Digg Moves From MySQL, to NoSQL
Back in September 2009, Ian Eure announced that Digg were planning to move to Cassandra, claiming that the vertically partitioned master-slave configuration of MySQL, was simply not the way forward for Digg. The team looked at a number of non-relational data stores - HBase, Hypertable, Tokyo Cabinet/Tyrant, Voldemort, and Dynomite – before settling on Cassandra.
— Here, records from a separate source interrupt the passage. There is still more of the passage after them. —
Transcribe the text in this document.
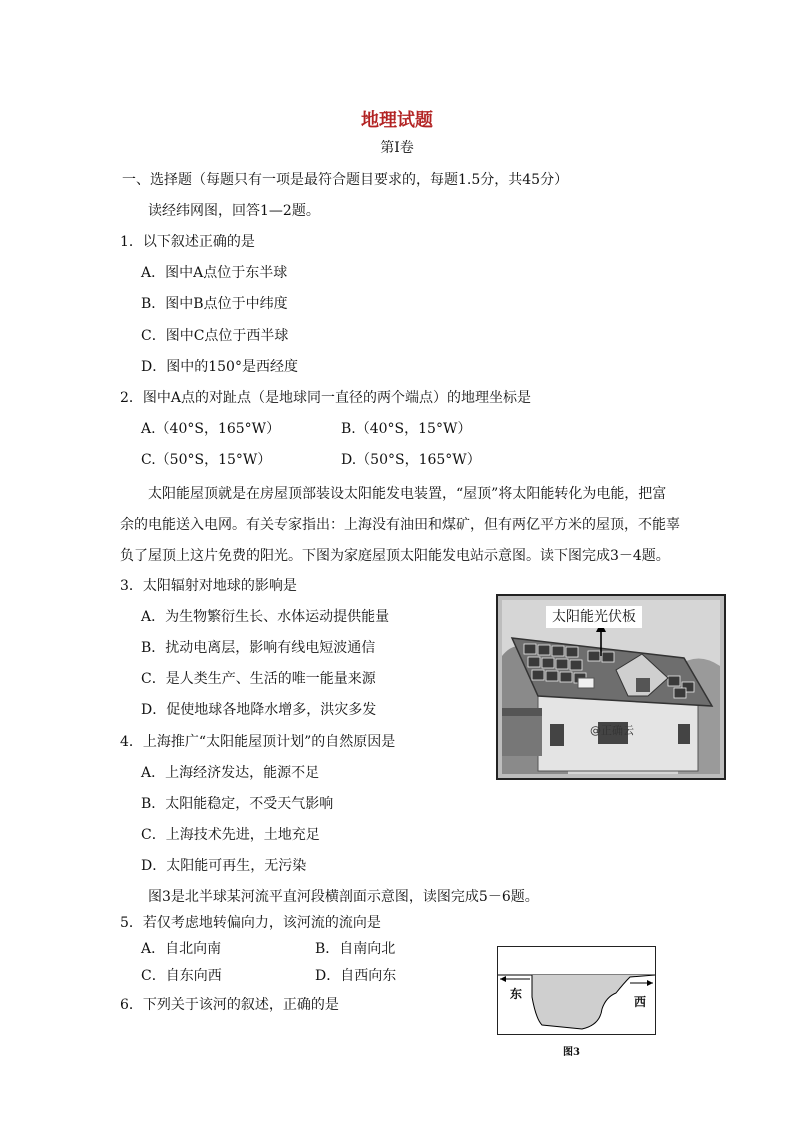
地理试题
第I卷
一、选择题（每题只有一项是最符合题目要求的，每题1.5分，共45分）
读经纬网图，回答1—2题。
1．以下叙述正确的是
A．图中A点位于东半球
B．图中B点位于中纬度
C．图中C点位于西半球
D．图中的150°是西经度
2．图中A点的对趾点（是地球同一直径的两个端点）的地理坐标是
A.（40°S，165°W）	B.（40°S，15°W）
C.（50°S，15°W）	D.（50°S，165°W）
太阳能屋顶就是在房屋顶部装设太阳能发电装置，“屋顶”将太阳能转化为电能，把富
余的电能送入电网。有关专家指出：上海没有油田和煤矿，但有两亿平方米的屋顶，不能辜
负了屋顶上这片免费的阳光。下图为家庭屋顶太阳能发电站示意图。读下图完成3－4题。
3．太阳辐射对地球的影响是
A．为生物繁衍生长、水体运动提供能量
B．扰动电离层，影响有线电短波通信
C．是人类生产、生活的唯一能量来源
D．促使地球各地降水增多，洪灾多发
4．上海推广“太阳能屋顶计划”的自然原因是
A．上海经济发达，能源不足
B．太阳能稳定，不受天气影响
C．上海技术先进，土地充足
D．太阳能可再生，无污染
图3是北半球某河流平直河段横剖面示意图，读图完成5－6题。
5．若仅考虑地转偏向力，该河流的流向是
A．自北向南	B．自南向北
C．自东向西	D．自西向东
6．下列关于该河的叙述，正确的是
太阳能光伏板
@正确云
东
西
图3
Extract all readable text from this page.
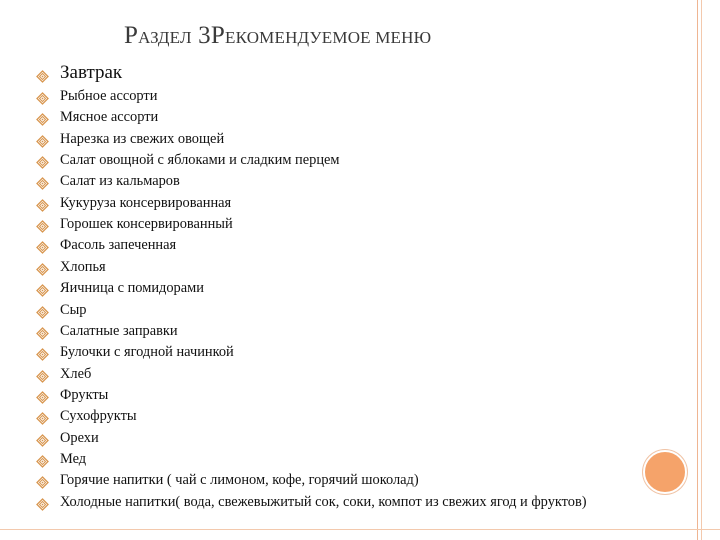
РАЗДЕЛ 3РЕКОМЕНДУЕМОЕ МЕНЮ
Завтрак
Рыбное ассорти
Мясное ассорти
Нарезка из свежих овощей
Салат овощной с яблоками и сладким перцем
Салат из кальмаров
Кукуруза консервированная
Горошек консервированный
Фасоль запеченная
Хлопья
Яичница с помидорами
Сыр
Салатные заправки
Булочки с ягодной начинкой
Хлеб
Фрукты
Сухофрукты
Орехи
Мед
Горячие напитки ( чай с лимоном, кофе, горячий шоколад)
Холодные напитки( вода, свежевыжитый сок, соки, компот из свежих ягод и фруктов)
What gave Cassandra the edge, for Digg, was its column-oriented data storage and distributed, peer-to-peer cluster.
In a blog post announcing the move's completion, John Quinn cites the major reason for the switch from MySQL to NoSQL, as “the increasing difficulty of building a high performance, write intensive, application on a data set that is growing quickly, with no end in sight.” The company also plans to increasingly replace failed nodes with no downtime, and to add capacity – something that Quinn acknowledges is tricky with MySQL. They cite Google and Amazon as inspirations in Digg's NoSQL adoption (Google and Amazon use BigTable and Dynamo, respectively) alongside Digg's own commitment to the development of open source software.
Currently, most of Digg's functionality has been reimplemented using Cassandra as the primary data store, and the Digg team are working on updating the operational capabilities of Cassandra, to better suit Digg's needs.
“We'll continue to lead the way in championing Cassandra's development and adoption,” writes Quinn.
The latest release of Apache Cassandra, is version 0.5.1.